Le noir et blanc donne d'abord au film Sept chants de la toundra, édité en dvd par blaq out, des allures d'éternité sous le vent glacé qui souffle sans interruption ou sous les nuées de moustiques. Les fondus au blanc ne sont pas ceux de la neige qui occupe tout l'écran, comme déjà dans Atanarjuat (ed. Montparnasse), le premier film tourné par un inuït, mais les pages d'un livre de contes que l'on tourne tandis que les fondus au noir laissent passer le souffle de l'histoire. Si la musique ponctue les scènes et si les cordes répétitives accompagnent les traîneaux tirés par les rennes, chacun des Sept chants de la toundra ouvre un nouveau conte cruel filmé avec tendresse par la réalisatrice nénètse Anastasia Lapsui et le Finlandais Markku Lehmuskallio.
Les Nenets, peuple nomade du grand nord sibérien, ressemblent étrangement aux Indiens d'Amérique par la musique de leur langue, leurs visages burinés, leurs tipis côniques et leur difficulté à résister aux lois qu'entraînent les mouvements de l'histoire.
La morale ancestrale des Nenets est incompatible avec la discipline des soldats russes de Staline.
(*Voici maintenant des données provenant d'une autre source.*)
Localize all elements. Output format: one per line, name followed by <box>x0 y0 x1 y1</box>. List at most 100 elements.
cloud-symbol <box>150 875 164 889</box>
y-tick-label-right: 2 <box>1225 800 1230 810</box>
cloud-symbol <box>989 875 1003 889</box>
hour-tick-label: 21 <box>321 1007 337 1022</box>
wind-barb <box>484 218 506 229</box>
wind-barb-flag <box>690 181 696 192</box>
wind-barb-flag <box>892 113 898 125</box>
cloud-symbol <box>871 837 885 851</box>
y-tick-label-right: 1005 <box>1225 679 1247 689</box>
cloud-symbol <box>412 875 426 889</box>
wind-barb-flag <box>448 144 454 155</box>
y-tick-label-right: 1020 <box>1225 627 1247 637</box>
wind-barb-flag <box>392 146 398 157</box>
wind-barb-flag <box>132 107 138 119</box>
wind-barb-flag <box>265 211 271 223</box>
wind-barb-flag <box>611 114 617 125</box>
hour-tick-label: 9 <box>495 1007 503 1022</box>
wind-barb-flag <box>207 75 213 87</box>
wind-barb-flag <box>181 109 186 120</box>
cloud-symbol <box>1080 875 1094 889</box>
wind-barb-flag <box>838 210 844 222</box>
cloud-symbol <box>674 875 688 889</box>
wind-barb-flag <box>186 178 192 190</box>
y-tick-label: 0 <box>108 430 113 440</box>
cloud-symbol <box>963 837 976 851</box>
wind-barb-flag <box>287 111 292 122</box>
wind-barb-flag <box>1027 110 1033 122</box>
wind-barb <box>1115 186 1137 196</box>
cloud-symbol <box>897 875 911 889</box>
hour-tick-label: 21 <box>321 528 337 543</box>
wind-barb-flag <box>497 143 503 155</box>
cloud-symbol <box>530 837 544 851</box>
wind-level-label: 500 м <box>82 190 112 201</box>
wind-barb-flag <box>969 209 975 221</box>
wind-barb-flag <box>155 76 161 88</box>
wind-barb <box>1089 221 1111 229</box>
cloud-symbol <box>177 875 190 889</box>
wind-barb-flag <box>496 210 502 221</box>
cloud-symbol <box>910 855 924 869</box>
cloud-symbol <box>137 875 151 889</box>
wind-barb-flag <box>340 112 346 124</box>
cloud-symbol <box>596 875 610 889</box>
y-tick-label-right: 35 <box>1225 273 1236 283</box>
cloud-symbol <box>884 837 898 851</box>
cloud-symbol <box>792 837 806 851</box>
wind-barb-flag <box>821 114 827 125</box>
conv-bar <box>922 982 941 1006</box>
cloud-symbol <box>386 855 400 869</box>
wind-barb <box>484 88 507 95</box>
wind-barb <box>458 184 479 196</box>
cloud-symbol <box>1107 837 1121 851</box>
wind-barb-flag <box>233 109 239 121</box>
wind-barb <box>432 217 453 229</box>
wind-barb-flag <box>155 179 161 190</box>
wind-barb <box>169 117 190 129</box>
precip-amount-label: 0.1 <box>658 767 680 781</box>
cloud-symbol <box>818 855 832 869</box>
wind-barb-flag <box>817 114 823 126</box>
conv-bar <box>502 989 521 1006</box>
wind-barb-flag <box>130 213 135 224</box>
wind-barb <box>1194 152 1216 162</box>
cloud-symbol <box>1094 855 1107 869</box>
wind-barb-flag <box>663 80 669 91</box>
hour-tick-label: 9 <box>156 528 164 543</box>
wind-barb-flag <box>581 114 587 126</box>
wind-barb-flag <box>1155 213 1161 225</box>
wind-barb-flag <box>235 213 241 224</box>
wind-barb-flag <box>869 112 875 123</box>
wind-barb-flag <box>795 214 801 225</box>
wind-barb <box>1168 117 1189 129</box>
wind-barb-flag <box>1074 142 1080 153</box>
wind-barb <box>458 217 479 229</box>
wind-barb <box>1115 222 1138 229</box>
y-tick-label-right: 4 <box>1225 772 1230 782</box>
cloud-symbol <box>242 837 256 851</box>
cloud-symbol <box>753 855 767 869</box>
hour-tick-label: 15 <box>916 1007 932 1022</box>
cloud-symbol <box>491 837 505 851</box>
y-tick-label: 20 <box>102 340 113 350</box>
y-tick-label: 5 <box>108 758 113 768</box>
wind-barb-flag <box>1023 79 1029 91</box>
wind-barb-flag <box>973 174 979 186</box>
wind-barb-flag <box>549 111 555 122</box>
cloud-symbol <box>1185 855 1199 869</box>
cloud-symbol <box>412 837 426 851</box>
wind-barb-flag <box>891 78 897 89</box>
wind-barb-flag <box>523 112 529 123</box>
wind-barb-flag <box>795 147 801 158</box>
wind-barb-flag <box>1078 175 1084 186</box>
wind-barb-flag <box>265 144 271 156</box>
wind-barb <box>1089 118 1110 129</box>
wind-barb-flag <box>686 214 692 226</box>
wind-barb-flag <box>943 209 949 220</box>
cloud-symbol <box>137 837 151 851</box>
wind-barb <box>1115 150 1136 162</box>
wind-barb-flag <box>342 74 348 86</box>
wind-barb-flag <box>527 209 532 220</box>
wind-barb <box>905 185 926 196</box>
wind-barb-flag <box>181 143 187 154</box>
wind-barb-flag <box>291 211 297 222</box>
Leur vie est marquée par le sacrifice. La jeune fille est vendue pour de l'argent, le troupeau de rennes confisqué par les kolkhozes, la petite Siako arrachée à sa famille pour être scolarisée... Ils ne peuvent voir Lénine qu'en nouveau tsar ou nouvelle divinité. Les révolutions broient les minorités lorsqu'elles se confondent avec la colonisation en ignorant la pluralité des cultures. Des pans entiers de savoir disparaissent avec ces peuples. Le progrès n'apporte qu'uniformisation au détriment de la biodiversité.


Cette réflexion m'évoque irrésistiblement un article du Monde du 3 janvier sur le combat de l'association Kokopelli qui recueille et diffuse les graines de plantes rares et anciennes. Le lobby des grainetiers (GNIS et FNPSP), qui s'est porté parties civiles, l'attaque pour concurrence déloyale parce que les graines sont indistinctement vendues à des particuliers et des maraîchers. Chaque enregistrement d'une variété de plante coûterait 1500 euros, or Kokopelli propose un catalogue de "550 types de tomates rouges, blanches, vertes ou noires, 300 déclinaisons de piments doux et forts, 130 laitues différentes, 150 variétés de courges, 50 d'aubergines..." L'association se bat pour la biodiversité plutôt que sur le terrain de la loi qui mériterait d'être adaptée aux nouveaux enjeux. Monsanto et ses brevets tentant de mettre au pas le monde paysan ne sont pas loin. La loi sur le purin d'ortie, heureusement abandonnée après une levée de boucliers, montre qu'il vaut mieux modifier une loi contraire aux intérêts de chacun que de déplacer intempestivement la brigade de répression des fraudes. Selon l'Organisation mondiale de l'alimentation, la perte de biodiversité "menace gravement la sécurité alimentaire mondiale sur le long terme." 550 types de tomates, ça fait drôlement réfléchir lorsqu'on se retrouve avec, dans son caddy, toujours les mêmes fruits et légumes calibrés, sans aucun goût, auxquels nous sommes le plus souvent réduits.
Le raccourci peut paraître rapide entre un peuple et une plante, mais doit-on uniquement se battre pour la préservation de son patrimoine ou bien estimons-nous que toutes les espèces sont liées dans un éco-système déjà bien endommagé ? Où que nous nous trouvions le mot d'ordre pourrait se résumer simplement à "Arrêtons le massacre !".